Da Milano a Roma, le storie fatte di minuti guadagnati e soldi risparmiati si moltiplicano.
Alessandro ha deciso di diventare ciclista dopo aver visto per settimane gente scendere alla stazione di San Pietro, nella capitale, e da un ammasso di metallo in pochi secondi tirare fuori una bici senza spettare, come lui, il bus in ritardo. Storie metropolitane si rincorrono a testimoniare un cambiamento, perché è proprio nelle grandi città che la svolta è più evidente.
«L’uso integrato di bici e mezzi pubblici è la soluzione più furba e adatta ai grandi centri urbani, è la vera risposta alla mobilità per il futuro. Certo, bisognerebbe che sui treni dei pendolari ci fosse uno spazio dedicato alle biciclette pieghevoli e non, in modo da non infastidire gli altri passeggeri quando c’è ressa», dice Alberto Fiorillo, responsabile per la mobilità di Legambiente.

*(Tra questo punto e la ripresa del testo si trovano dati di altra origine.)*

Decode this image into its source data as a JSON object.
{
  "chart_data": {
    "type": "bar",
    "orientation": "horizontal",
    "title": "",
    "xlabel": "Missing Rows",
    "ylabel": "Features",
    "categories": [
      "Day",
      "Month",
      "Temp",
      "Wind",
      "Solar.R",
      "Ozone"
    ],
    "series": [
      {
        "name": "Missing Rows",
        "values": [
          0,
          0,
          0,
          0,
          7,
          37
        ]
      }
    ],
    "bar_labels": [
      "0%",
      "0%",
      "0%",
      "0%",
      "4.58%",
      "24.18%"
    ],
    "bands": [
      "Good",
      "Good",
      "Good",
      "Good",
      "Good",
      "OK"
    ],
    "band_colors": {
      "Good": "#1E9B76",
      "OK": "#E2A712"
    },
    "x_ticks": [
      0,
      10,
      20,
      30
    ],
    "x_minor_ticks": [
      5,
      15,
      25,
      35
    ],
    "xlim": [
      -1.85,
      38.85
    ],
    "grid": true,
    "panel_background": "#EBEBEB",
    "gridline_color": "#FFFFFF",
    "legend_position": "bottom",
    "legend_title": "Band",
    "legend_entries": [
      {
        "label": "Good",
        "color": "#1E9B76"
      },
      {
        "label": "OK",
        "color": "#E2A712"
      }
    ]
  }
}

Che gli appassionati della flessibilità a due ruote abitino nelle grandi città, lo dimostrano anche i dati di vendita dell’azienda inglese Brompton, vincitrice del premio della Regina: in Italia ha visto crescere nel 2013 le vendite rispettivamente del 28 per cento a Milano e del 41 a Roma. Come Brompton, va forte l’americana Dahon, di cui già nel 2010 si vendevano 2500 pezzi nel nostro Paese. Ma il mercato è in crescita costante e sono decine le marche per tutte le tasche. Dalla Hoptown alla Speed P8 alla Tern, dalla Bh alla Giant, e poi Koga-MiyataMobiki, Strida. Dai 9 ai 13 chili di libertà concentrata. Da portare come una bagaglio a mano anche in aereo, o tirandosela dietro, per il manubrio, come un trolley.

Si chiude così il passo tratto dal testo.